10. Invest in Your Marriage
An unhappy marriage increases your chance of getting sick by 35 percent and shortens your life expectancy by 4 years.
11. Exercise Depression Away
Exercising for 40 minutes can reduce stress. In fact, studies show that working out on a regular basis can be as effective as taking antidepressants like Prozac.
12. Eat Two Bananas a Day
The potassium they contain can lower blood pressure by 10 percent in as little as a week, according to researchers in India. How? The average American consumes 1,000 mg more sodium than our bodies need each day, raising our blood pressure and our risk of heart attack and stroke. Potassium neutralizes sodium. While you're at it, banish The 25 Saltiest Foods in America from your diet.

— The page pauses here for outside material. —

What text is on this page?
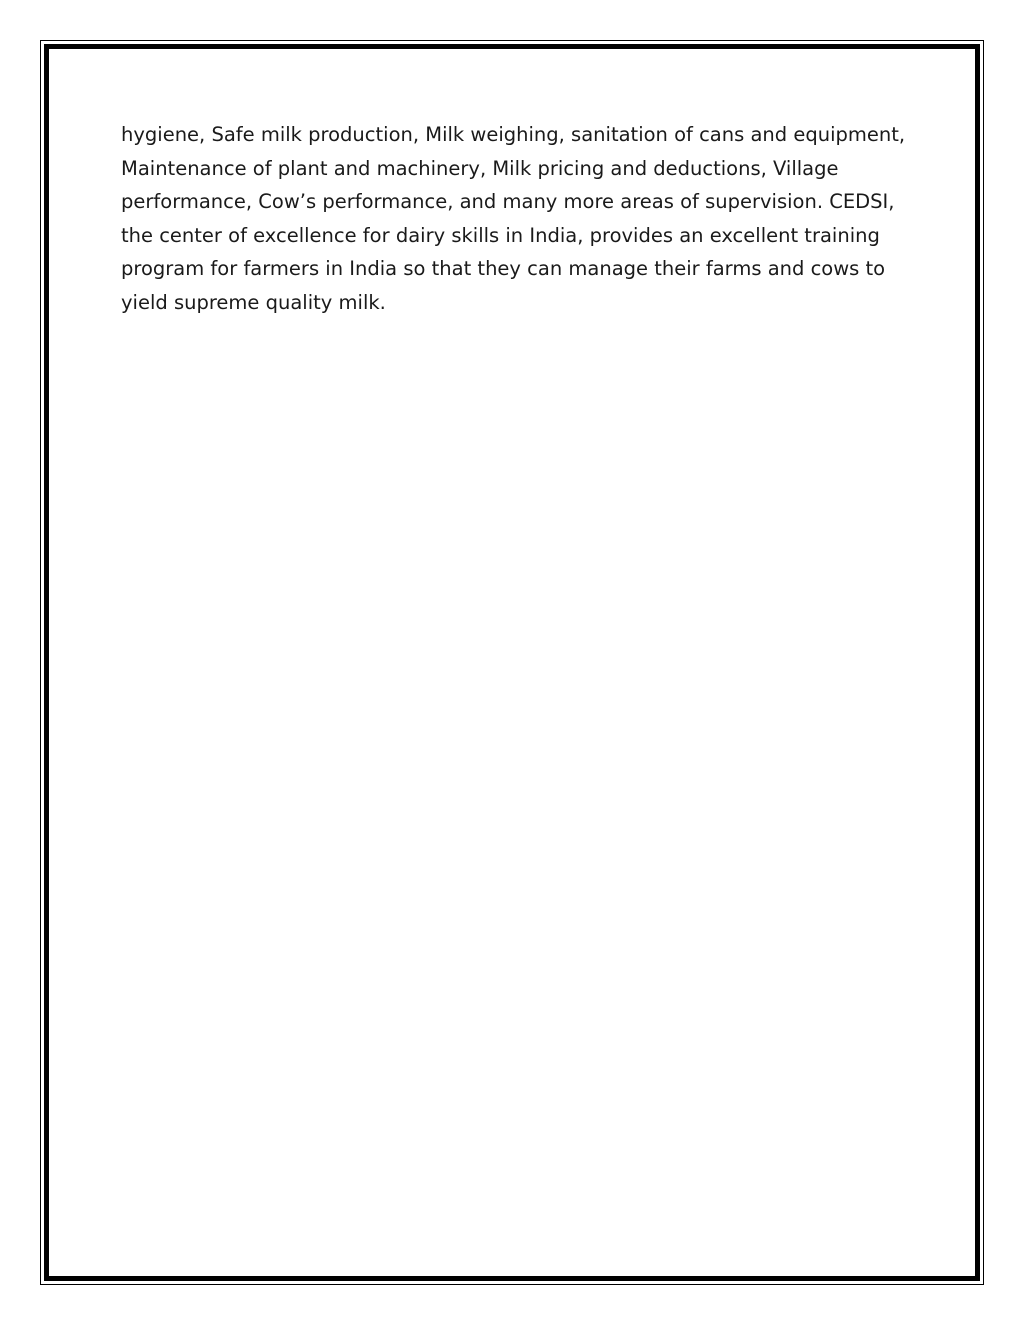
hygiene, Safe milk production, Milk weighing, sanitation of cans and equipment, Maintenance of plant and machinery, Milk pricing and deductions, Village performance, Cow’s performance, and many more areas of supervision. CEDSI, the center of excellence for dairy skills in India, provides an excellent training program for farmers in India so that they can manage their farms and cows to yield supreme quality milk.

13. Snack on Cherries Before Bed
Cherries and cherry juice are concentrated sources of melatonin, a popular over-the-counter sleep aid.
14. Take Vitamin E and Aspirin Daily
Researchers have found that this antioxidant-and-blood-thinner combination can reduce arterial plaque by 80 percent. The benefit of the duo is so great that it may help men prevent atherosclerosis even if they can't lower their cholesterol levels.